The SVC is also attached to three more IBM disk arrays, an N5200-G20 multiprotocol storage system rebranded from NetApp Inc., as well as an IBM DS4400 and DS4200. The N-series array is used for nearline retention of PACS system data, while Symantec's Enterprise Vault software and NetBackup Disk Staging Storage Unit (DSSU) feature store disk-based backup data on the DS4000 series arrays. When data hits the DS4000 arrays, the DSSU sends new data to an IBM TS3584 tape library, which Mississippi Baptist Health Systems calls tier 3. The SVC allows data to move non-disruptively between the disk tiers.
The Storage Foundation and SVC storage virtualization products are transparent to each other, and allow the hospital to swap new operating systems, server hardware, and applications in and out of the infrastructure without having to re-optimize the storage infrastructure.
"If we go to a certain version of a new OS, the native drivers and the SVC are on the same sheet of music," Touchstone said. The flexibility and built-in alerting and reporting have meant the hospital hasn't had to hire additional engineers to manage some 200 TB of data that is growing every day.

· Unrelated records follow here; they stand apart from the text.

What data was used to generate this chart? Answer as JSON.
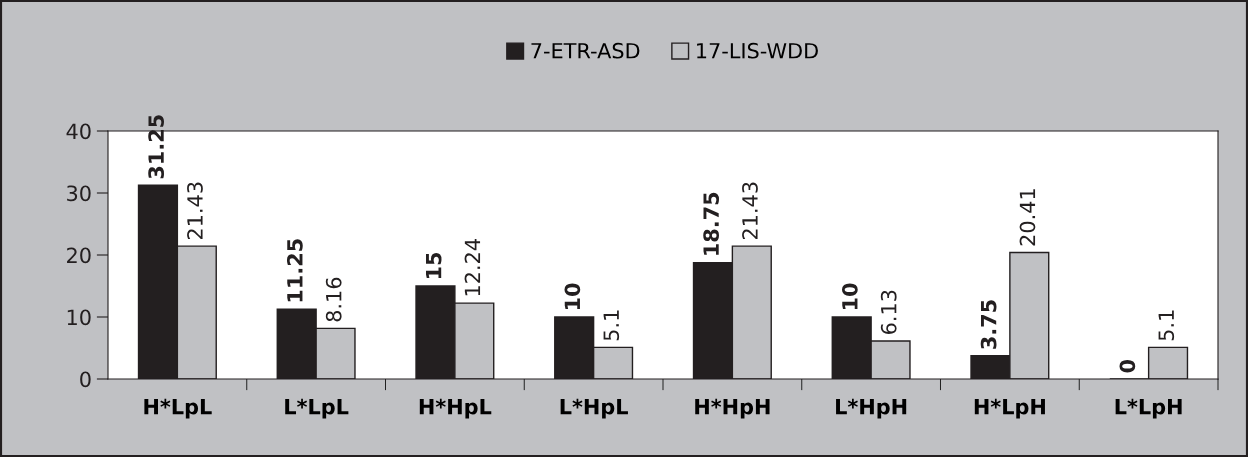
{
  "chart_data": {
    "type": "bar",
    "categories": [
      "H*LpL",
      "L*LpL",
      "H*HpL",
      "L*HpL",
      "H*HpH",
      "L*HpH",
      "H*LpH",
      "L*LpH"
    ],
    "series": [
      {
        "name": "7-ETR-ASD",
        "color": "#231f20",
        "values": [
          31.25,
          11.25,
          15,
          10,
          18.75,
          10,
          3.75,
          0
        ]
      },
      {
        "name": "17-LIS-WDD",
        "color": "#c0c1c4",
        "values": [
          21.43,
          8.16,
          12.24,
          5.1,
          21.43,
          6.13,
          20.41,
          5.1
        ]
      }
    ],
    "ylim": [
      0,
      40
    ],
    "yticks": [
      0,
      10,
      20,
      30,
      40
    ],
    "data_labels": true,
    "legend": "top",
    "grid": false
  }
}
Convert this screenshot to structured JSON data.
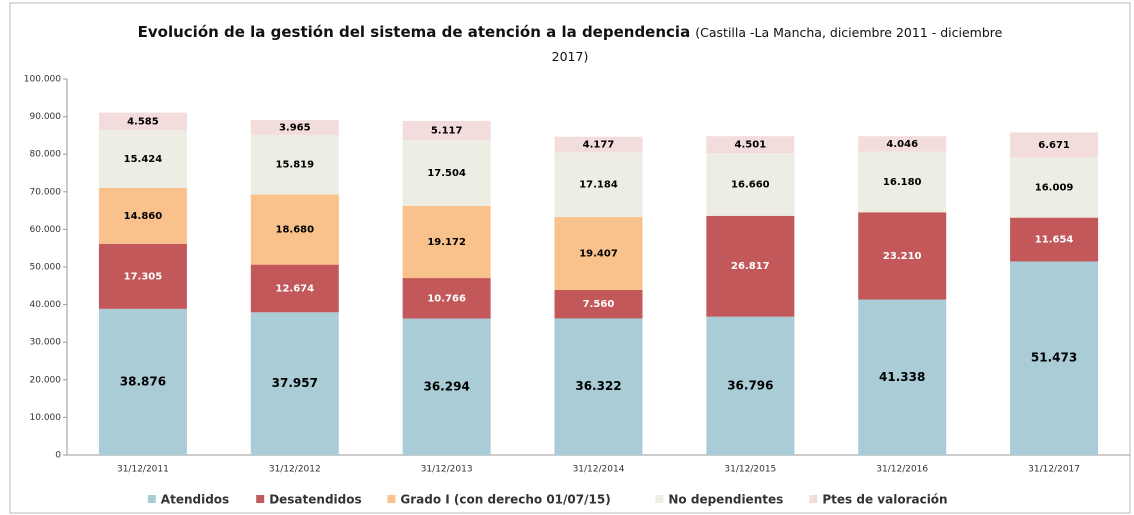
{
  "chart_data": {
    "type": "stacked_bar",
    "title": "Evolución de la gestión del sistema de atención a la dependencia",
    "subtitle": "(Castilla -La Mancha, diciembre 2011 - diciembre 2017)",
    "categories": [
      "31/12/2011",
      "31/12/2012",
      "31/12/2013",
      "31/12/2014",
      "31/12/2015",
      "31/12/2016",
      "31/12/2017"
    ],
    "series": [
      {
        "name": "Atendidos",
        "color": "#a9ccd7",
        "label_color": "#000000",
        "values": [
          38876,
          37957,
          36294,
          36322,
          36796,
          41338,
          51473
        ],
        "value_labels": [
          "38.876",
          "37.957",
          "36.294",
          "36.322",
          "36.796",
          "41.338",
          "51.473"
        ]
      },
      {
        "name": "Desatendidos",
        "color": "#c2585a",
        "label_color": "#ffffff",
        "values": [
          17305,
          12674,
          10766,
          7560,
          26817,
          23210,
          11654
        ],
        "value_labels": [
          "17.305",
          "12.674",
          "10.766",
          "7.560",
          "26.817",
          "23.210",
          "11.654"
        ]
      },
      {
        "name": "Grado I (con derecho 01/07/15)",
        "color": "#f9c18c",
        "label_color": "#000000",
        "values": [
          14860,
          18680,
          19172,
          19407,
          null,
          null,
          null
        ],
        "value_labels": [
          "14.860",
          "18.680",
          "19.172",
          "19.407",
          null,
          null,
          null
        ]
      },
      {
        "name": "No dependientes",
        "color": "#eeede3",
        "label_color": "#000000",
        "values": [
          15424,
          15819,
          17504,
          17184,
          16660,
          16180,
          16009
        ],
        "value_labels": [
          "15.424",
          "15.819",
          "17.504",
          "17.184",
          "16.660",
          "16.180",
          "16.009"
        ]
      },
      {
        "name": "Ptes de valoración",
        "color": "#f3dcdc",
        "label_color": "#000000",
        "values": [
          4585,
          3965,
          5117,
          4177,
          4501,
          4046,
          6671
        ],
        "value_labels": [
          "4.585",
          "3.965",
          "5.117",
          "4.177",
          "4.501",
          "4.046",
          "6.671"
        ]
      }
    ],
    "ylim": [
      0,
      100000
    ],
    "yticks": [
      0,
      {
        "value": 10000,
        "label": "10.000"
      },
      {
        "value": 20000,
        "label": "20.000"
      },
      {
        "value": 30000,
        "label": "30.000"
      },
      {
        "value": 40000,
        "label": "40.000"
      },
      {
        "value": 50000,
        "label": "50.000"
      },
      {
        "value": 60000,
        "label": "60.000"
      },
      {
        "value": 70000,
        "label": "70.000"
      },
      {
        "value": 80000,
        "label": "80.000"
      },
      {
        "value": 90000,
        "label": "90.000"
      },
      {
        "value": 100000,
        "label": "100.000"
      }
    ],
    "grid": false,
    "legend": "bottom"
  }
}
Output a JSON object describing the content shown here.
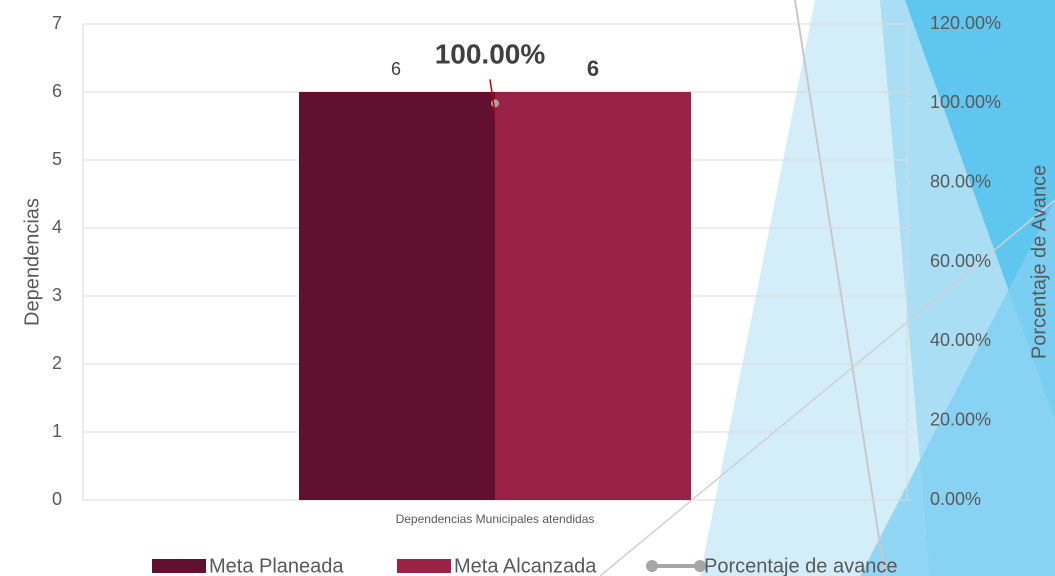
{
  "chart_data": {
    "type": "bar",
    "categories": [
      "Dependencias Municipales atendidas"
    ],
    "series": [
      {
        "name": "Meta Planeada",
        "color": "#611030",
        "values": [
          6
        ]
      },
      {
        "name": "Meta Alcanzada",
        "color": "#9b2247",
        "values": [
          6
        ]
      },
      {
        "name": "Porcentaje de avance",
        "type": "line",
        "axis": "y2",
        "color": "#a6a6a6",
        "values": [
          100
        ],
        "value_labels": [
          "100.00%"
        ]
      }
    ],
    "y_label": "Dependencias",
    "y2_label": "Porcentaje de Avance",
    "ylim": [
      0,
      7
    ],
    "yticks": [
      0,
      1,
      2,
      3,
      4,
      5,
      6,
      7
    ],
    "y2lim": [
      0,
      120
    ],
    "y2ticks": [
      {
        "value": 0,
        "label": "0.00%"
      },
      {
        "value": 20,
        "label": "20.00%"
      },
      {
        "value": 40,
        "label": "40.00%"
      },
      {
        "value": 60,
        "label": "60.00%"
      },
      {
        "value": 80,
        "label": "80.00%"
      },
      {
        "value": 100,
        "label": "100.00%"
      },
      {
        "value": 120,
        "label": "120.00%"
      }
    ],
    "grid": true,
    "legend": "bottom"
  }
}
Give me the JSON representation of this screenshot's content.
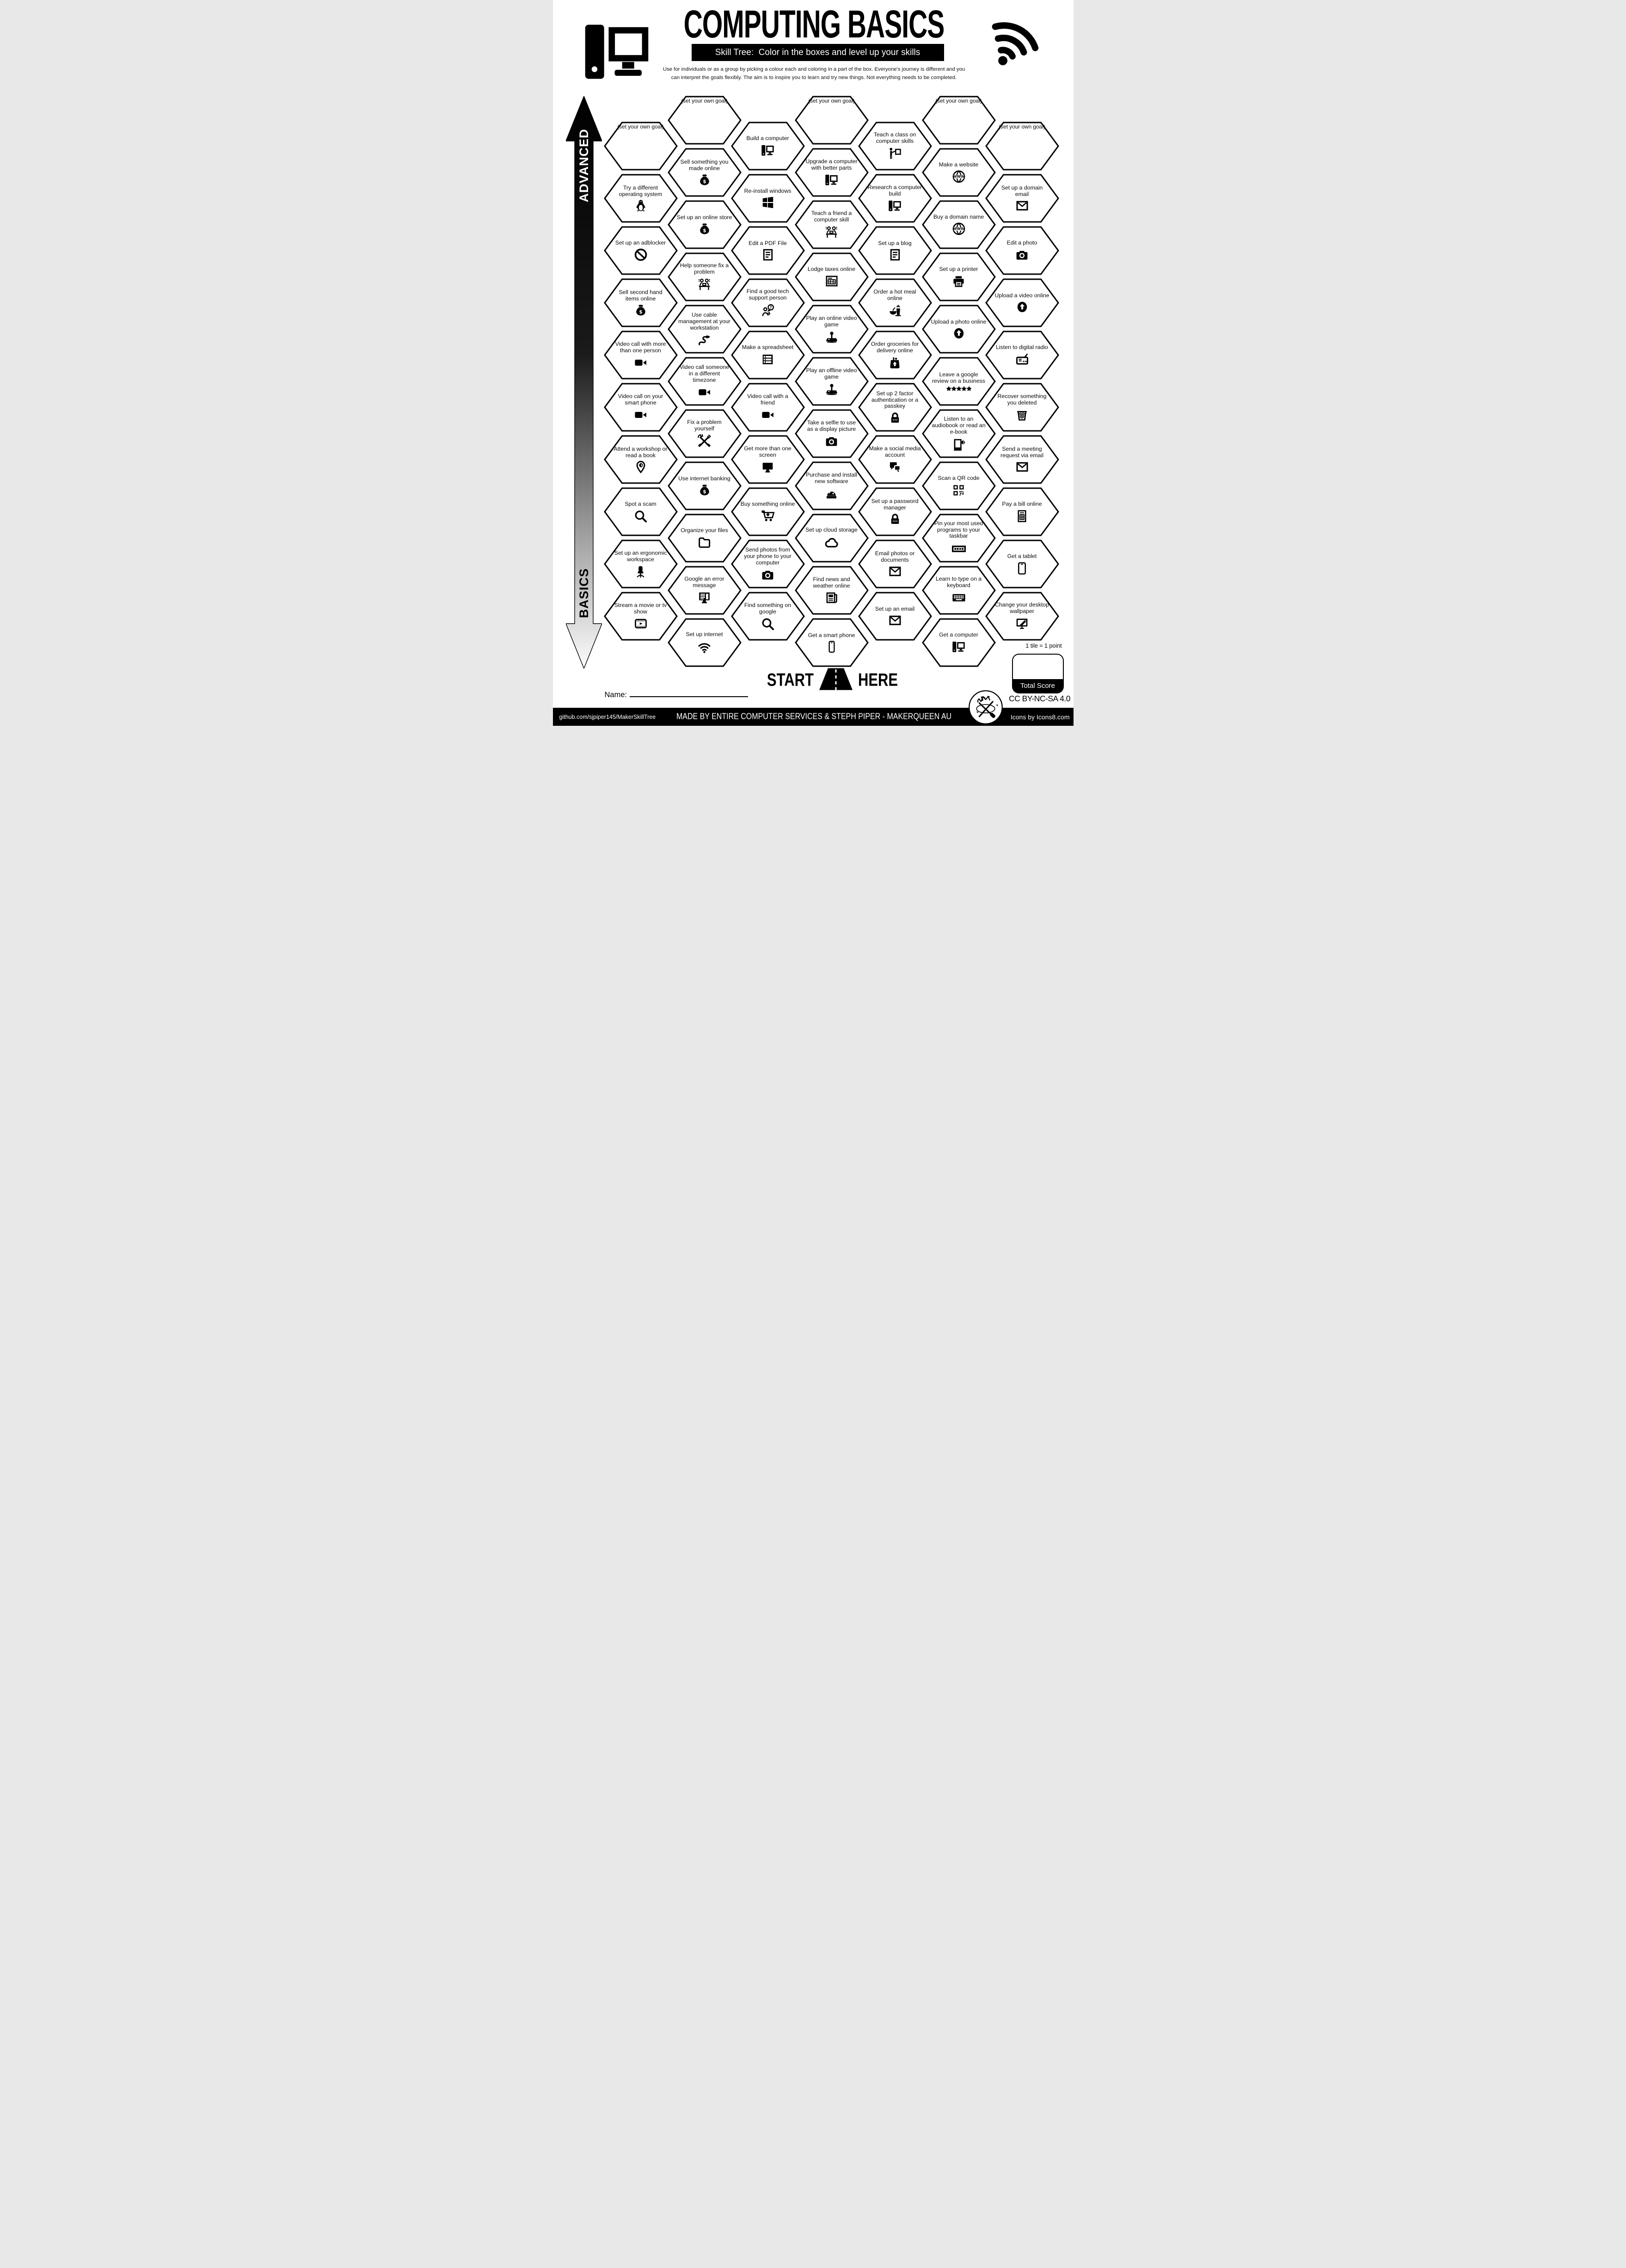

The tier 3 library is located across the street from the health center, and uses self-encrypting TS1130 tape drives. Touchstone said this is considered the "fast access library," which allows files to be recalled quickly when doctors need them. For example, one doctor called a heart catheterization file back from the "farline" library in a minute and eight seconds recently. "That's hauling the mail for tape," Touchstone said.
Ultimately, files that must be retained for seven years or more for compliance with state and federal regulations are stored, encrypted, on another tape library across town from the health center.
New challenges for healthcare IT on the horizon
Touchstone praised the integration work done by his vendors, but no sooner have these first phases of updating the infrastructure been completed than a new phase will begin — setting up a disaster recovery (DR) environment. The health system is currently looking at the costs of building out a second data center.And while the hospital has its infrastructure in place for now, "the sheer volume of data accumulating due to federal and state regulations is our biggest challenge," Touchstone said. It's not just simple data growth, but the criticality of medical records and remaining compliant that make accommodating increased use of electronic medical records an uphill battle. "It all has to be done at the speed of 'right now' because someone's life depends on that," he said. "This is a life and death industry, and you have to get data back in a timely manner, and it has to be correct."
To keep up with performance requirements, Touchstone said he's hoping to see solid-state drives (SSDs) become more affordable, and he's eager to add the IBM Easy Tier software when it becomes available for the DS8300 and SVC. IBM supports SSDs in the DS8000 series, but Touchstone said he'll wait for Easy Tier for more efficient management. "Otherwise, [with SSDs and HDDs intermingled], the array might make SSDs hot spares" instead of using the Flash capacity for hot data. IBM's support documents recommend customers not mix SSD and hard disk drive capacity under the same Device Adapter pair.